Бои местного значения — страница 4 из 70

По сосредоточенным лицам, по собранности каждого из нас было видно, что всеми владело единое чувство — во что бы то ни стало преградить фашистам путь к Москве. Стоявший впереди Петр, выше меня ростом и шире в плечах, казалось, замер в напряжении. Как я ни тянулся, мне плохо были видны из-за него Мавзолей и находившийся на трибуне Сталин.

Все затаив дыхание слушали речь Верховного Главнокомандующего. Но шел густой, пушистый снег, да и расстояние было порядочное. Долетали лишь отдельные слова и фразы. Только под конец (может быть, потому что первое волнение у нас уже прошло) как-то отчетливее услышали: «Пусть вдохновляет вас в этой войне мужественный образ наших великих предков — Александра Невского, Дмитрия Донского, Кузьмы Минина, Дмитрия Пожарского, Александра Суворова, Михаила Кутузова!»

Меня поразили эти слова. Больше всего — само упоминание наших выдающихся предков, прославивших себя служением Отечеству в грозные периоды истории Русского государства. Проникновенно прозвучало напутствие: «Пусть осенит вас победоносное знамя великого Ленина!» Никто не мог остаться равнодушным.

Откуда-то донеслась до Красной площади канонада праздничного салюта, а потом раздались звуки духового оркестра, исполнявшего походный марш. И сразу, повинуясь протяжным командам командующего парадом, торжественным маршем пошли войска.

С винтовками на плече мимо Мавзолея проходил и наш сводный батальон. И вот уже Мавзолей, и трибуна, и Спасская башня остались позади и скрылись в белой снеговой круговерти. А парад продолжался: через площадь еще шли эскадроны кавалеристов, артиллерийские части, оттуда доносился шум танков…

Возвращались мы, взволнованные своей причастностью к параду.

— Ты думал когда-нибудь участвовать в параде на Красной площади? — тихо спросил меня Петр.

— Нет, пока у меня в голове это не укладывается.

— У меня тоже.

Опомнились мы только в расположении, когда батальон занимал свои боевые места в траншеях, скрытых в заснеженном поле, где проходила оборонительная линия нашего полка. Первое, что мы услышали от начальника полковой оружейной мастерской, старшего техника-лейтенанта Кравчука и стоявшего с ним рядом Чулкова, — это их восхищение тем, что в истекшие сутки к Москве не прорвался ни один вражеский самолет.

— Значит, умеем воевать, — радовался Чулков. — Гитлер же наверняка слышал о параде, даже, возможно, заранее знал, а сделать ничего не мог. Представляете, что там у них было?..

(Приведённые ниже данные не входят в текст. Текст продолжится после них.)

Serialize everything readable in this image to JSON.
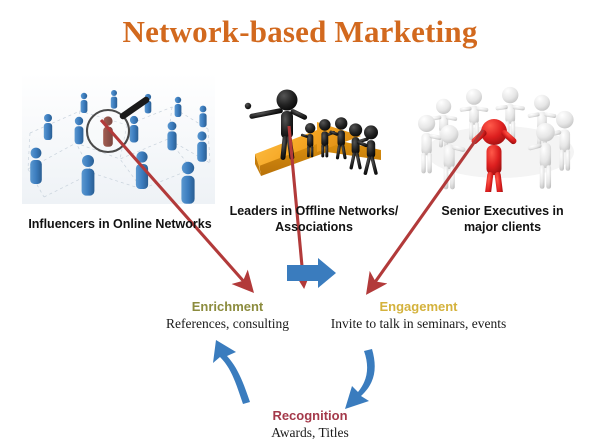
{
  "page": {
    "title": "Network-based Marketing",
    "title_color": "#D2691E",
    "background_color": "#FFFFFF"
  },
  "sources": [
    {
      "id": "influencers",
      "caption_line1": "Influencers in Online Networks",
      "caption_line2": "",
      "image_name": "online-network-people-magnifier-image",
      "image_colors": {
        "figures": "#3C7DBF",
        "highlighted_figure": "#7A2B22",
        "ground": "#F2F5F8"
      }
    },
    {
      "id": "leaders",
      "caption_line1": "Leaders in Offline Networks/",
      "caption_line2": "Associations",
      "image_name": "leader-with-followers-on-arrow-image",
      "image_colors": {
        "figures": "#1C1C1C",
        "arrow": "#F5A623"
      }
    },
    {
      "id": "executives",
      "caption_line1": "Senior Executives in",
      "caption_line2": "major clients",
      "image_name": "circle-of-people-with-red-leader-image",
      "image_colors": {
        "figures": "#E3E3E3",
        "highlighted_figure": "#DD1F1F"
      }
    }
  ],
  "stages": [
    {
      "id": "enrichment",
      "title": "Enrichment",
      "description": "References, consulting",
      "color": "#8C8C3E"
    },
    {
      "id": "engagement",
      "title": "Engagement",
      "description": "Invite to talk in seminars, events",
      "color": "#D4B23C"
    },
    {
      "id": "recognition",
      "title": "Recognition",
      "description": "Awards, Titles",
      "color": "#A4394A"
    }
  ],
  "connectors": {
    "source_arrow_color": "#B23A3A",
    "flow_arrow_color": "#3A7CBE",
    "items": [
      {
        "name": "influencers-to-enrichment-arrow",
        "from": "influencers",
        "to": "enrichment",
        "style": "straight",
        "color": "#B23A3A"
      },
      {
        "name": "leaders-to-enrichment-arrow",
        "from": "leaders",
        "to": "enrichment",
        "style": "straight",
        "color": "#B23A3A"
      },
      {
        "name": "executives-to-engagement-arrow",
        "from": "executives",
        "to": "engagement",
        "style": "straight",
        "color": "#B23A3A"
      },
      {
        "name": "enrichment-to-engagement-arrow",
        "from": "enrichment",
        "to": "engagement",
        "style": "block-right",
        "color": "#3A7CBE"
      },
      {
        "name": "engagement-to-recognition-arrow",
        "from": "engagement",
        "to": "recognition",
        "style": "curved-down",
        "color": "#3A7CBE"
      },
      {
        "name": "recognition-to-enrichment-arrow",
        "from": "recognition",
        "to": "enrichment",
        "style": "curved-up",
        "color": "#3A7CBE"
      }
    ]
  }
}
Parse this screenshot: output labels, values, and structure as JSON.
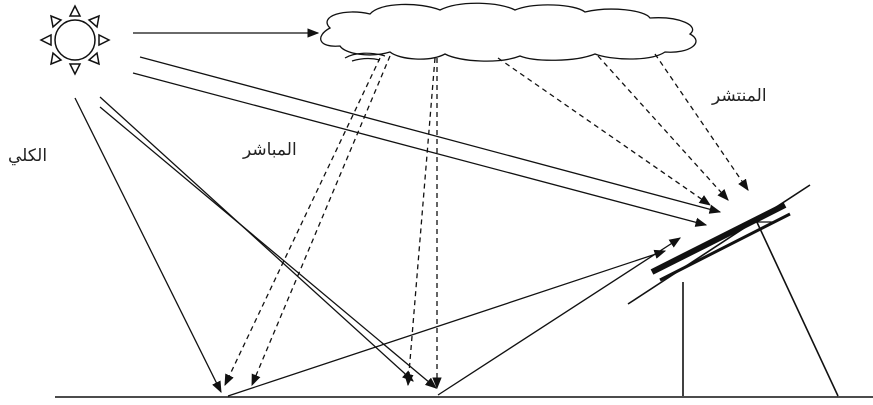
{
  "labels": {
    "global": "الكلي",
    "direct": "المباشر",
    "diffuse": "المنتشر"
  },
  "icons": {
    "sun": "sun-icon",
    "cloud": "cloud-icon",
    "panel": "solar-panel-icon"
  },
  "colors": {
    "line": "#111111",
    "background": "#ffffff"
  }
}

— Ничего ему не доложили, — сказал Кравчук. — Кто посмеет фюреру докладывать неприятные вещи?

Петр пытался было напомнить Чулкову его вчерашние прогнозы в отношении парада, но тот тут же его оборвал:

— Разговорчики, товарищ курсант!

Все понимали важность происшедшего на Красной площади события, но его значение доходило до каждого постепенно. Совинформбюро позднее сообщало, «что хвастун Гитлер на весь мир растрезвонил о том, что 7 ноября 1941 года состоится торжественный парад фашистских войск на Красной площади в Москве. Известно также, что парад на Красной площади 7 ноября 1941 года действительно состоялся, но там был парад не разбойничьих гитлеровских орд, а парад войск Красной Армии».

И чем больше мы отдалялись от того дня, тем значительнее для нас становилось это событие, тем весомей занимало оно место в истории. Парад — каких не было! Он навсегда останется единственным и неповторимым, и тем более для его участников.

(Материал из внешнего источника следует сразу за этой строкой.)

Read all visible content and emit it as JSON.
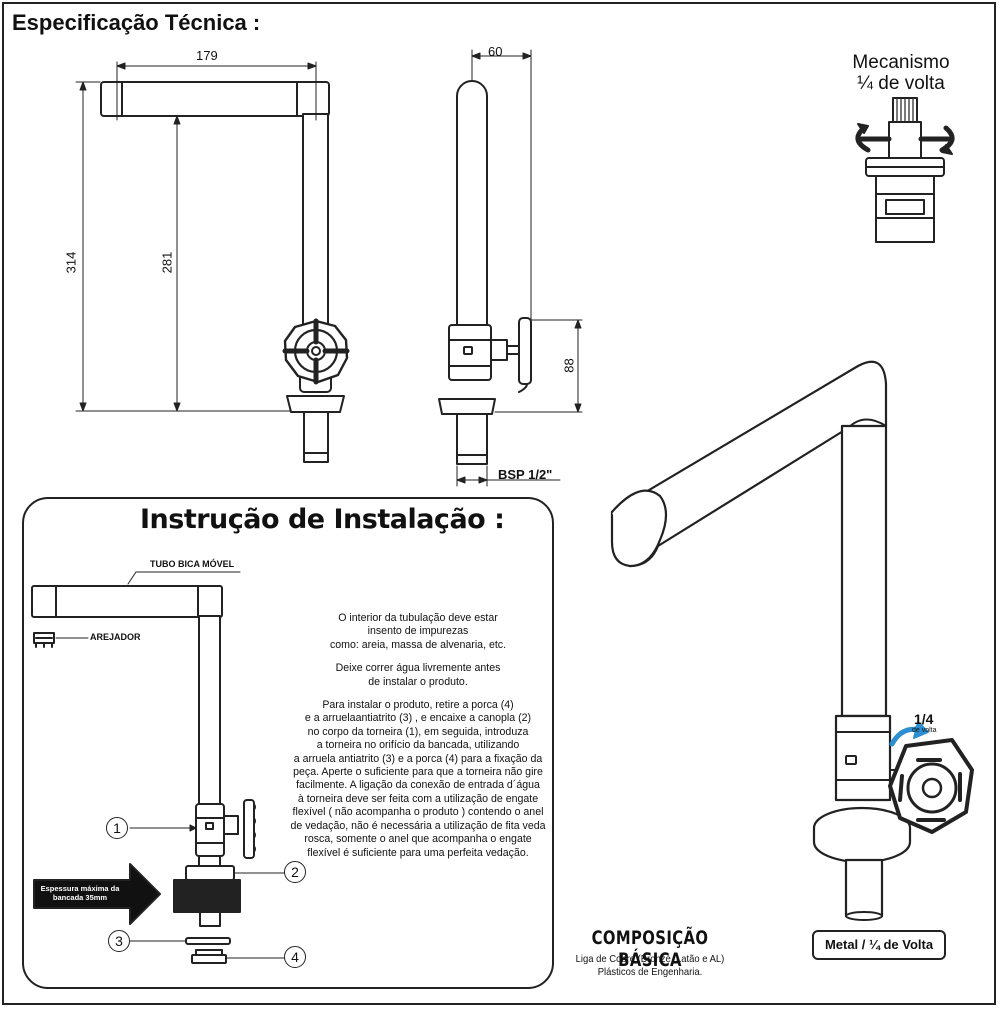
{
  "header": {
    "title": "Especificação Técnica :"
  },
  "dimensions": {
    "width": "179",
    "height_total": "314",
    "height_spout": "281",
    "depth": "60",
    "handle_height": "88",
    "thread": "BSP 1/2\""
  },
  "mechanism": {
    "line1": "Mecanismo",
    "line2": "¼ de volta"
  },
  "installation": {
    "title": "Instrução de Instalação :",
    "label_tube": "TUBO BICA MÓVEL",
    "label_aerator": "AREJADOR",
    "note_counter": "Espessura máxima da bancada 35mm",
    "callouts": [
      "1",
      "2",
      "3",
      "4"
    ],
    "paragraphs": [
      "O interior da tubulação deve estar\ninsento de impurezas\ncomo: areia, massa de alvenaria, etc.",
      "Deixe correr água livremente antes\nde instalar o produto.",
      "Para instalar o produto, retire a porca (4)\ne a arruelaantiatrito (3) , e encaixe a canopla (2)\nno corpo da torneira (1), em seguida, introduza\na torneira no orifício da bancada, utilizando\na arruela antiatrito (3) e a porca (4) para a fixação da\npeça. Aperte o suficiente para que a torneira não gire\nfacilmente. A ligação da conexão de entrada d´água\nà torneira deve ser feita com a utilização de engate\nflexível ( não acompanha o produto ) contendo o anel\nde vedação, não é necessária a utilização de fita veda\nrosca, somente o anel que acompanha o engate\nflexível é suficiente para uma  perfeita vedação."
    ]
  },
  "composition": {
    "title": "COMPOSIÇÃO BÁSICA",
    "line1": "Liga de Cobre (Bronze, Latão e AL)",
    "line2": "Plásticos de Engenharia."
  },
  "product": {
    "quarter": "1/4",
    "quarter_sub": "de volta",
    "badge": "Metal / ¼ de Volta"
  }
}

Может быть, от него следует вести отсчет того времени, когда произошел перелом в войне, так как 7 ноября 1941 года мы одержали победу в духовном сражении с фашизмом.

2

Конец ноября выдался холодным.

Белоснежные поля, покрытые снегом леса и рощи, опустевшие подмосковные деревни — все притихло в тревожном ожидании.

Сюда рвались фашистские орды, одурманенные блицкригом и речами фюрера. Там, где они уже прошли, все стало черным и задымленным, как после пожара или урагана, сдувшего с полей снег. Чернели поля от воронок, чернели деревни от пепелищ, глухо молчали обугленные леса и свежие могилы.

День и ночь в Подмосковье гремели залпы, полыхали пожарища, гудела земля. По подмосковным дорогам в ночном морозном тумане к фронту подтягивались резервы. Длинными колоннами шли пехотинцы. Придерживаясь своих пушек, шли артиллеристы. Изредка попадались автомашины…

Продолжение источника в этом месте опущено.